Acercamiento a la relación entre la lectura y la obligatoriedad en las escuelas, un punto importante para evitar que los jóvenes lectores odien la lectura y no formen el hábito de leer.

En la escuela, por lo general, a inicio de semestre se nos da una lista con los libros que leeremos que leer durante todo el año y para aquellos que no les gusta la lectura, es muy difícil poder escaparse de eso.

Leyendo

Leyendo

Cada lectura es diferente para cada curso y año y van acorde con el crecimiento mental y psicológico de los niños, pero se me viene a la mente una pregunta: ¿en verdad la obligatoriedad de las lecturas en la escuela hace que los niños adquieran un hábito lector?
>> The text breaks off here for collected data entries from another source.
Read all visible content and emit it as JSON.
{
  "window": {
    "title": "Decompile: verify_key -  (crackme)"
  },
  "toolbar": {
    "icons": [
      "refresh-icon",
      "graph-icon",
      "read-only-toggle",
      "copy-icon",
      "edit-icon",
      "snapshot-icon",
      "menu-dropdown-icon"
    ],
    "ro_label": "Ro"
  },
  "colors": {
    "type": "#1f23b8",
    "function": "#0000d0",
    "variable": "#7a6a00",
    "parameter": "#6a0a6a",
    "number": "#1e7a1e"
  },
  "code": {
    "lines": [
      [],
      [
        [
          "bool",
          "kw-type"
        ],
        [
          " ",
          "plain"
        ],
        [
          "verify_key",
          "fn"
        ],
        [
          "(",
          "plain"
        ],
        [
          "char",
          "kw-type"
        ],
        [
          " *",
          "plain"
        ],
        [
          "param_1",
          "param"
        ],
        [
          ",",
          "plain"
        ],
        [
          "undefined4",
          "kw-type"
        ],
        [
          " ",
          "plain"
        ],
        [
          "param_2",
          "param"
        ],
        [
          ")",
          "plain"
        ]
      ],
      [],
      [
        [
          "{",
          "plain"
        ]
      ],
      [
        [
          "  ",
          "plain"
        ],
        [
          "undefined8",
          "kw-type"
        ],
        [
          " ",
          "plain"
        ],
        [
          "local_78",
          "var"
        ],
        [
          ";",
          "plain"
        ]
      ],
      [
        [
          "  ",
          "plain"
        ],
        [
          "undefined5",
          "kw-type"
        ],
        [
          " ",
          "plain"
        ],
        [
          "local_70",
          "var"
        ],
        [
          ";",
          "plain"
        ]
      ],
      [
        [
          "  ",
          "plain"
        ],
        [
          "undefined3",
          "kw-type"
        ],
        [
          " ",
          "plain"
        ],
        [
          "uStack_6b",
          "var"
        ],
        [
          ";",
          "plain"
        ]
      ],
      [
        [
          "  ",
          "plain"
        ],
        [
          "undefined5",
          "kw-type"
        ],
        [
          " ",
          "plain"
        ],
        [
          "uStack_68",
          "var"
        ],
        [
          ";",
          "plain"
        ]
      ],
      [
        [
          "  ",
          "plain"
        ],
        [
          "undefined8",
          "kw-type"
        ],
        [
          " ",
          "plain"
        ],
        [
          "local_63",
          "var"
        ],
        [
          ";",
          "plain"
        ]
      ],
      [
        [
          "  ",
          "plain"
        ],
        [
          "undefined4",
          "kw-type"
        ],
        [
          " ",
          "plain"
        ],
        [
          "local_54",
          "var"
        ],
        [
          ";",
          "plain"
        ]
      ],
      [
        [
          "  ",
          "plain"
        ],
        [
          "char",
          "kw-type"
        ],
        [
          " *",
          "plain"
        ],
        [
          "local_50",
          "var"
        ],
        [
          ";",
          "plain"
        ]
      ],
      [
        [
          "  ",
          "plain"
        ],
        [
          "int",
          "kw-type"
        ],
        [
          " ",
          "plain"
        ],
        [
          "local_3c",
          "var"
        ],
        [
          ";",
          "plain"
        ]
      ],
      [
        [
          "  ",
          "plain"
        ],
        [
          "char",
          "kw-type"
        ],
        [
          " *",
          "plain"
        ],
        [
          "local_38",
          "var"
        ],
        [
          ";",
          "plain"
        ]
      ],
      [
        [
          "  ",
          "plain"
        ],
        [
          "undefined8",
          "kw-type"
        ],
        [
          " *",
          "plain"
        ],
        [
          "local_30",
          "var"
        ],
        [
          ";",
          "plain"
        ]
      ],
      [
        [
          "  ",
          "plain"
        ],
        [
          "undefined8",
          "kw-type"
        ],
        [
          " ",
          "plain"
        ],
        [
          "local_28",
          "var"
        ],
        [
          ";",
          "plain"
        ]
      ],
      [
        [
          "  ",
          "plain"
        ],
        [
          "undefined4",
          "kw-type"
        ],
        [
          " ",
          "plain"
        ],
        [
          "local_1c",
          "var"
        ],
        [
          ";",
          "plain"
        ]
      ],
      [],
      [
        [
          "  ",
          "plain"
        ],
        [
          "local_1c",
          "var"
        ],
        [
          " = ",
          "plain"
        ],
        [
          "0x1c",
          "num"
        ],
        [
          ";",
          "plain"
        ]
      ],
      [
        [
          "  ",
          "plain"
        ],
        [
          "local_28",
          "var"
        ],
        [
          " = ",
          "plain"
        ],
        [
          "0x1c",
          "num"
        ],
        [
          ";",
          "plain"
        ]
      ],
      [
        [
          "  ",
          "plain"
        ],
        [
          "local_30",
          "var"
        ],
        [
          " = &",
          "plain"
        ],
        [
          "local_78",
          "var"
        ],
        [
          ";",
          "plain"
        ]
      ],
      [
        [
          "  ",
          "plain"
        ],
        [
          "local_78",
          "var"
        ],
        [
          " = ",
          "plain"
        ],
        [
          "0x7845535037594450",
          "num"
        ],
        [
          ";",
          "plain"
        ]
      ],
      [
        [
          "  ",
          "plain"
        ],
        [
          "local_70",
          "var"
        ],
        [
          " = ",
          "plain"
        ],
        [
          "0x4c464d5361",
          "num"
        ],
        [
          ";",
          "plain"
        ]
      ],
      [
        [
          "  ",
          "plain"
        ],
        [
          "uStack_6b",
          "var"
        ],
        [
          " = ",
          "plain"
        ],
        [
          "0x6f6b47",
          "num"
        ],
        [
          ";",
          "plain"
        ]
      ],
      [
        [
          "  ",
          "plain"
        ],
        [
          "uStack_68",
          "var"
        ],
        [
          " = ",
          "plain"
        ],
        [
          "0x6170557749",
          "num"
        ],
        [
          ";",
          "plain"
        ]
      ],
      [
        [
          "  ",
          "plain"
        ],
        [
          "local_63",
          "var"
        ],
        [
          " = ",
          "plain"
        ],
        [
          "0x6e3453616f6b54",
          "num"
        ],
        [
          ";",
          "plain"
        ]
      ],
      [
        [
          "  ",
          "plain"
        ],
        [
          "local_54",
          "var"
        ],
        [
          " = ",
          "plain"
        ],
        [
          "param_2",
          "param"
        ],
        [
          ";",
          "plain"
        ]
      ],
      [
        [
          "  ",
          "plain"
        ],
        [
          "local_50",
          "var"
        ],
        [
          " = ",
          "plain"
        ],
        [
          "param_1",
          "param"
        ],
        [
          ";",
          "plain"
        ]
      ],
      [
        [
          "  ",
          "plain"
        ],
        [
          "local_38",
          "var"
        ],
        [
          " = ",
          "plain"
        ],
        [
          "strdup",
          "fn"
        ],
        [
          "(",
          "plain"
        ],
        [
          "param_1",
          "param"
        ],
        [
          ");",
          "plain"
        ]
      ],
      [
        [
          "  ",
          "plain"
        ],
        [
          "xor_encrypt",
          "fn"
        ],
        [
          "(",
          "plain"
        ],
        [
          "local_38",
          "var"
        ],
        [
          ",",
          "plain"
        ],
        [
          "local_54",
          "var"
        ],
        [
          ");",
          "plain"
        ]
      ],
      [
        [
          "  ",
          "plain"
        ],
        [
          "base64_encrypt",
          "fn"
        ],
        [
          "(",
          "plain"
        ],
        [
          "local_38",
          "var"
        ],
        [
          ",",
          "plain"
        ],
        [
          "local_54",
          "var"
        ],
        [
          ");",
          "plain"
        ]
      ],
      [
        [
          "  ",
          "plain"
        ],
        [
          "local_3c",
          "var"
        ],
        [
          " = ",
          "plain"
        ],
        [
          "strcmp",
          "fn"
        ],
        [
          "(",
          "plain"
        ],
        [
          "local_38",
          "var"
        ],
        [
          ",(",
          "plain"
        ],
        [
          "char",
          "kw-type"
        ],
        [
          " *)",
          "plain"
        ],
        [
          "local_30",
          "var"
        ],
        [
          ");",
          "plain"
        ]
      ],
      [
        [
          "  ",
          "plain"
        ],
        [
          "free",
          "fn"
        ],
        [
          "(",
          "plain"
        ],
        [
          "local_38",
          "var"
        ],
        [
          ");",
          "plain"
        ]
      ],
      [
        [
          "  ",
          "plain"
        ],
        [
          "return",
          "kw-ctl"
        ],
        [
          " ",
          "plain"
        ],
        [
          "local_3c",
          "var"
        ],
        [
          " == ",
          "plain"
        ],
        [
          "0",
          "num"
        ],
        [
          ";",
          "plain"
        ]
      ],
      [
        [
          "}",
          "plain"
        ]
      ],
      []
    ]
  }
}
Yo creo que esa es una completa mentira y parece ser la premisa de la cual parten muchas escuelas para imponer la obligatoriedad de la lectura en sus planes académicos. El problema es simple, va a ser muy difícil que un niño que se siente obligado a leer, lo haga por su cuenta e independientemente cuando ya ha relacionado a la lectura con un sentimiento incómodo.

Si bien no desdeñamos la importancia de la lectura en ciertas etapas de la vida, tanto para desarrollar la creatividad y el sentido crítico, estoy en contra de la lectura obligatoria, sin embargo hay maneras opcionales con las cuales se puede motivar a los más pequeños y no tan pequeños para que escojan de una lista de lecturas, la que realmente le apetezca y de esta manera tornar a la lectura en un hábito.

Al brindarles una lista desde donde puedan escoger, los estudiantes se sentirán libres y escogerán la que más le sea afín, desarrollando mucho más poderosamente su comprensión y sentido crítico.

Leyendo en una librería

Leyendo en una librería

Otro de los puntos importantes para tratar de hacer que la lectura se convierta en un hábito y que los niños, por ellos solos y no por obligación se acerquen a leer, es dándoles un panorama general de lo que tratará la lectura, de una manera dinámica y didáctica, de modo que ellos sepan anticipadamente por donde irá el rumbo de la lectura, claro que sin aguarle la fiesta del final del libro, sino con un buen adelanto que capture.

Como vemos, todo está en cómo se plantean las medidas para que el lector o alumno desee verdaderamente leer y no sienta el hábito lector como una imposición u obligación que a la larga lo hará disfrutar del hermoso placer de leer.